Virginia Lukianchuk, assistant health director at the Sandy Bay First Nation health centre, said she was alarmed to see the extent of the child's injuries.

"It is unacceptable for a child to have gone through that. I couldn't believe how many burns there were," said Lukianchuk.

She advised Roulette to take her daughter to a clinic to have a physician assess the injuries as she was concerned about infection, so Roulette followed her suggestion.

"She's not only going to be scarred physically, but emotionally. The poor child is going to be afraid to see a doctor," said Lukianchuk, who was also worried about the long-term effects on the girl's mother.

"The mom is traumatized. It's not only physical damage but emotional for both mom and baby."

Lukianchuk helped draft a letter of complaint from Roulette to the hospital, outlining Ambriel's injuries, the lack of followup and disclosure by hospital staff about the incident. She said the complaint process was developed at the community level because members felt their complaints were "falling on deaf ears" with the hospital's process.

Roulette hasn't yet decided whether she will pursue legal action.

'Fairly simple process'

Cast removal is a "fairly simple process," according to Jeff Lambkin, a registered orthopedic technologist at the Grace Hospital.

Since the oscillating cast saw has a vibrating instead of a rotating blade, the skin can generally withstand contact without being cut, he said, though injuries are possible with improper technique.
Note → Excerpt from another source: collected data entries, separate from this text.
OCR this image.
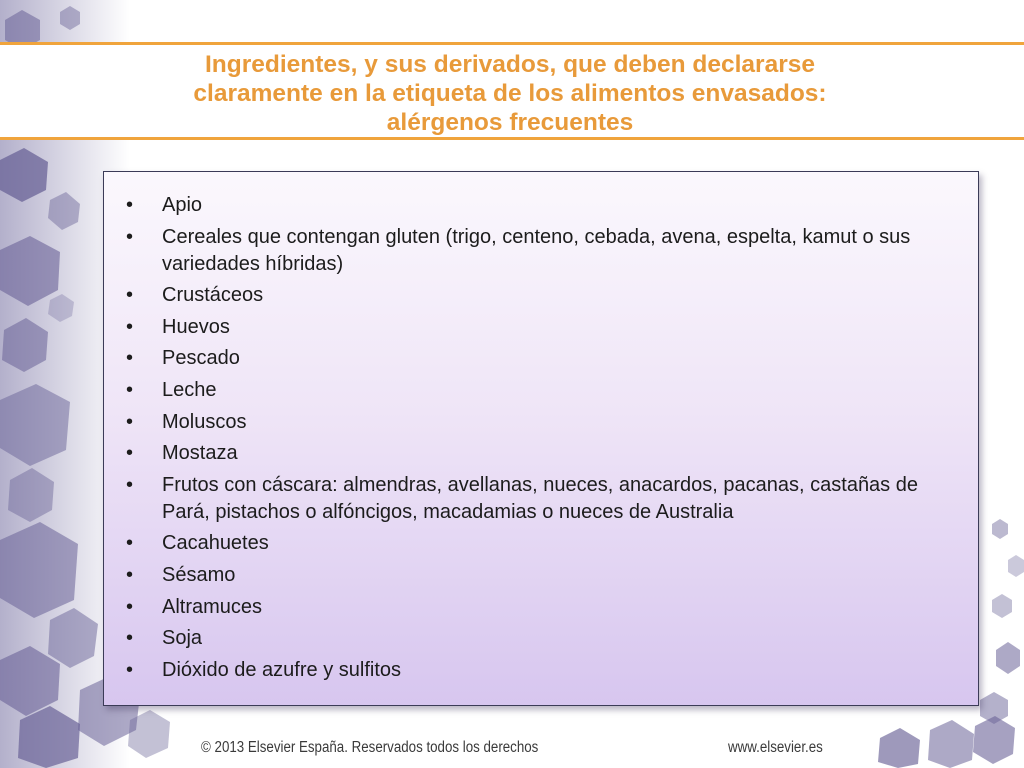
Ingredientes, y sus derivados, que deben declararse
claramente en la etiqueta de los alimentos envasados:
alérgenos frecuentes
•	Apio
•	Cereales que contengan gluten (trigo, centeno, cebada, avena, espelta, kamut o sus variedades híbridas)
•	Crustáceos
•	Huevos
•	Pescado
•	Leche
•	Moluscos
•	Mostaza
•	Frutos con cáscara: almendras, avellanas, nueces, anacardos, pacanas, castañas de Pará, pistachos o alfóncigos, macadamias o nueces de Australia
•	Cacahuetes
•	Sésamo
•	Altramuces
•	Soja
•	Dióxido de azufre y sulfitos
© 2013 Elsevier España. Reservados todos los derechos	www.elsevier.es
"You can't drag it. If you drag it, you could burn somebody or possibly cut them," he said. "It's an up-and-down motion as you're moving along the cast from one end to the other, and that's how you're supposed to cut it off."

Roulette said the doctor left the blade embedded in the fibreglass as he tugged back and forth to "saw" through the cast. She claims he did not remove the blade from the fibreglass until he had to cut the other side.

According to Lambkin, the cotton padding underneath the cast serves a dual role in comfort and protecting the skin from the heat and blade. Using an up-and-down motion of the saw, not leaving the blade embedded in the cast for too long and responding to the patient are key to making sure they don't get hurt, he said.

"Listen to your patient. If they're saying, 'Hey, hey, it hurts, it hurts,' then maybe there's an issue," he said.

Girl afraid of strangers

Ambriel won't let anyone see her arm now. The cast was removed nearly two weeks ago, but she still keeps it against her chest and cries, holding her arm, when she sees a stranger. Her mother said she has woken up from naps screaming, holding her arm.

"I felt so bad for her, I felt awful for taking her there, I felt awful for not even telling him to stop, but I knew that it's not supposed to hurt the skin. I thought she was more scared but she was in actual pain, and I didn't know that," said Roulette.

After the CBC passed photos and a request for comment to the doctor at Portage District General Hospital, Roulette said the doctor called her over the weekend to apologize.

But the apology can't undo her daughter's trauma, she said.

"She's going to be scarred for life. She'll be scarred. But that's going to be always a constant reminder, what happened to her," she said. "He's not going to be the one living with it."

Roulette recently took Ambriel to see a different doctor, but the young girl screamed, clutched her arm and backed up against the door. Roulette said she's worried that her daughter will be afraid of every doctor now.

"She's not the same anymore," she said.